A new antibiotic is tested against the standard treatment for pneumonia. The non-inferiority margin is set at 10 percentage points for cure rate. The study finds the new drug's cure rate is 5 percentage points lower, with a 95% confidence interval of [-9, -1]. Is non-inferiority demonstrated?
ANo — the new drug is 5 points worse, which proves inferiority
BYes — the entire 95% confidence interval lies above the non-inferiority margin of -10, so the new drug is not worse than the standard by more than 10 points
CNo — the confidence interval is entirely below zero, proving the new drug is inferior
DThe result is inconclusive because the interval includes negative values
Non-inferiority is demonstrated when the lower bound of the confidence interval for the treatment difference exceeds (is less negative than) the non-inferiority margin. Here, the lower bound is -9, which is above -10. We can conclude with 95% confidence that the new drug is not worse than the standard by more than 10 points. Note that the drug IS worse (the CI is entirely negative, so it would be declared inferior in a superiority test), but it is not worse enough to exceed the pre-specified acceptable margin. If the drug offers advantages (fewer side effects, oral instead of IV), this small efficacy loss may be acceptable.
Question 2 True / False
In a non-inferiority trial, the intention-to-treat analysis is the primary analysis, just as in superiority trials.
TTrue
FFalse
Answer: False
In superiority trials, ITT is conservative (non-compliance dilutes the treatment effect, making it harder to reject the null). In non-inferiority trials, this logic reverses: non-compliance, treatment crossover, and poor adherence make treatments appear more similar than they truly are, biasing TOWARD non-inferiority. The per-protocol analysis, which includes only patients who adhered to the assigned treatment, is the primary analysis because it provides a more honest comparison of the treatments as actually received. Both ITT and per-protocol should be reported, and non-inferiority should ideally be demonstrated in both.
Question 3 Short Answer
Explain why choosing the non-inferiority margin is the most critical and controversial decision in non-inferiority trial design.
Think about your answer, then reveal below.
Model answer: The margin determines what counts as 'not meaningfully worse' and directly controls the clinical interpretation. Too large a margin allows clinically important efficacy losses to be declared non-inferior — the new drug could be substantially worse than the standard but still pass.
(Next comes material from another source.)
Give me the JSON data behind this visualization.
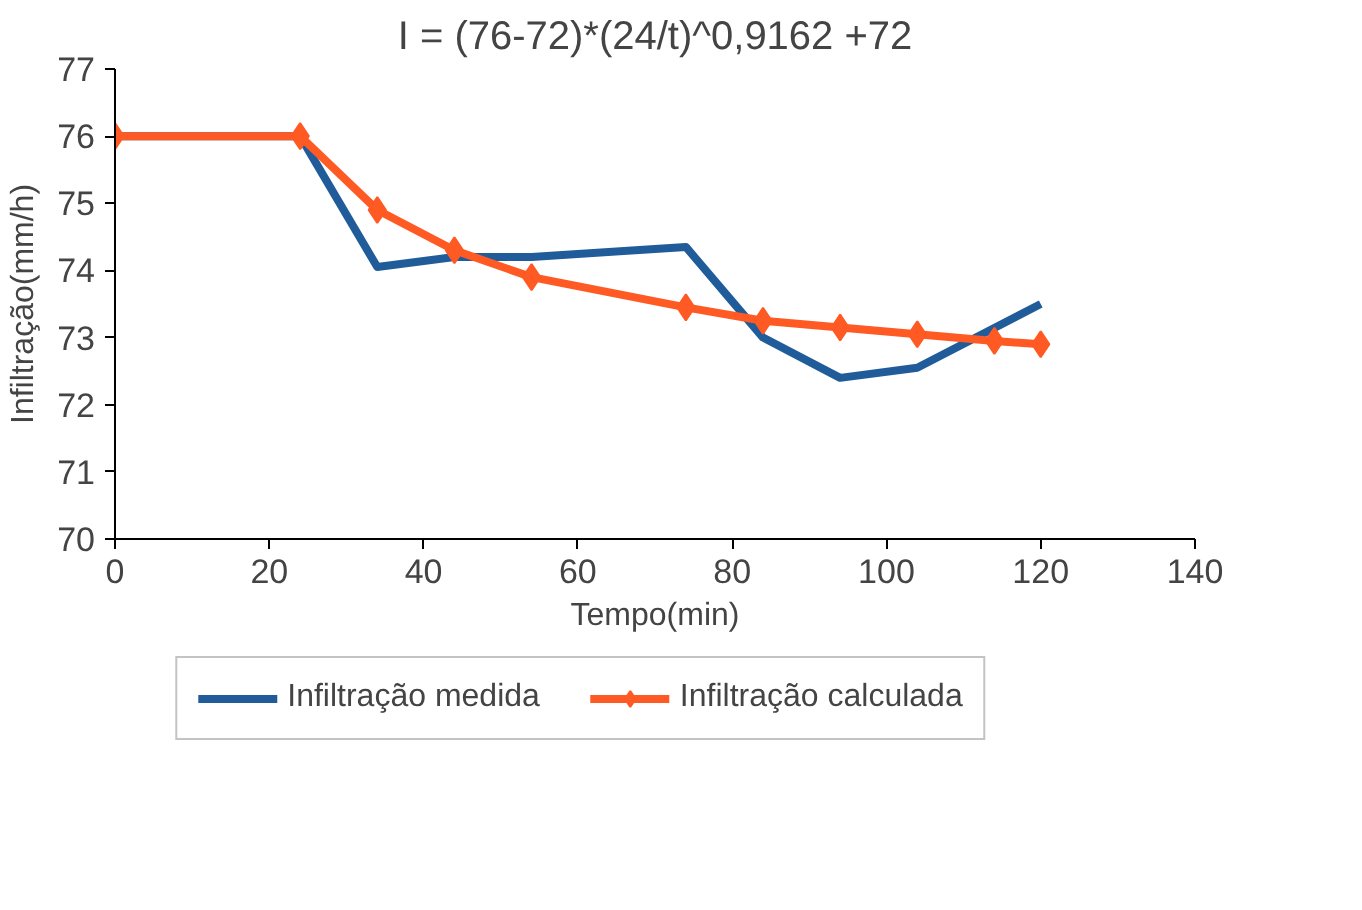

Too small a margin requires enormous sample sizes and may be unachievable. The margin should be smaller than the active control's effect over placebo (otherwise the new drug could be no better than placebo and still pass) and should represent a loss of efficacy that preserves a clinically meaningful proportion of the active control's benefit. There is no statistical formula for choosing it — it requires clinical judgment and is often the subject of regulatory negotiation.
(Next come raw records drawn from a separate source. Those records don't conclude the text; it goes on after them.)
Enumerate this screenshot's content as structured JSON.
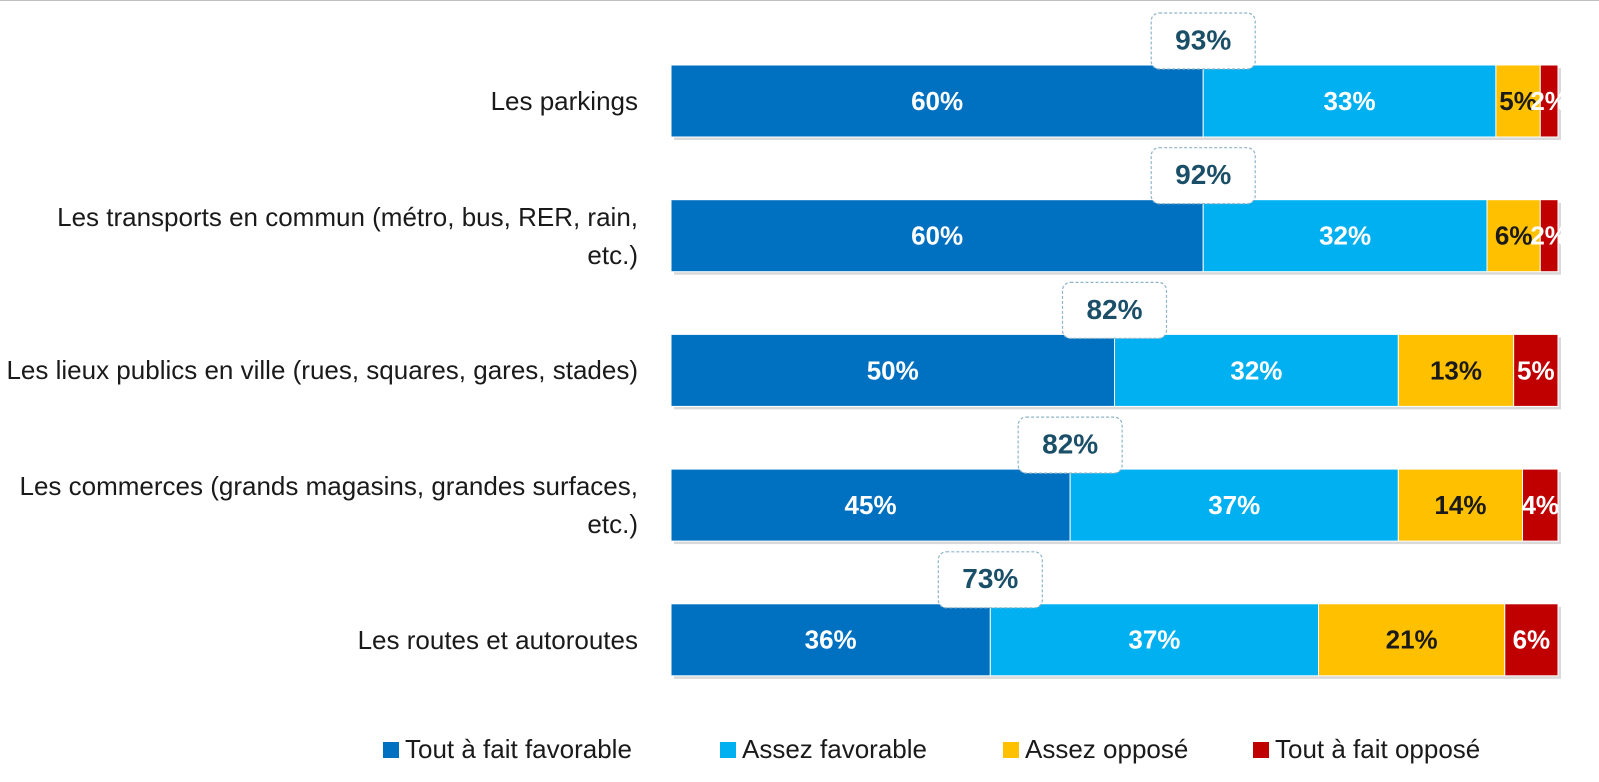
{
  "chart_data": {
    "type": "stacked_barh",
    "categories": [
      "Les parkings",
      "Les transports en commun (métro, bus, RER, rain, etc.)",
      "Les lieux publics en ville (rues, squares, gares, stades)",
      "Les commerces (grands magasins, grandes surfaces, etc.)",
      "Les routes et autoroutes"
    ],
    "series": [
      {
        "name": "Tout à fait favorable",
        "color": "#0070c0",
        "label_color": "#ffffff",
        "values": [
          60,
          60,
          50,
          45,
          36
        ],
        "value_labels": [
          "60%",
          "60%",
          "50%",
          "45%",
          "36%"
        ]
      },
      {
        "name": "Assez favorable",
        "color": "#00b0f0",
        "label_color": "#ffffff",
        "values": [
          33,
          32,
          32,
          37,
          37
        ],
        "value_labels": [
          "33%",
          "32%",
          "32%",
          "37%",
          "37%"
        ]
      },
      {
        "name": "Assez opposé",
        "color": "#ffc000",
        "label_color": "#1a1a1a",
        "values": [
          5,
          6,
          13,
          14,
          21
        ],
        "value_labels": [
          "5%",
          "6%",
          "13%",
          "14%",
          "21%"
        ]
      },
      {
        "name": "Tout à fait opposé",
        "color": "#c00000",
        "label_color": "#ffffff",
        "values": [
          2,
          2,
          5,
          4,
          6
        ],
        "value_labels": [
          "2%",
          "2%",
          "5%",
          "4%",
          "6%"
        ]
      }
    ],
    "favorable_totals": {
      "values": [
        93,
        92,
        82,
        82,
        73
      ],
      "value_labels": [
        "93%",
        "92%",
        "82%",
        "82%",
        "73%"
      ]
    },
    "xlim": [
      0,
      100
    ],
    "legend": "bottom"
  }
}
The margin is typically set at no more than 50% of the active control's historically demonstrated effect over placebo. This ensures the new drug retains at least 50% of the known benefit. But if the active control's effect has been measured imprecisely or has changed over time (assay sensitivity concerns), the margin may be based on outdated evidence. The FDA requires a thorough historical review (meta-analysis of prior placebo-controlled trials) to justify the margin — a process called 'constancy assumption' analysis.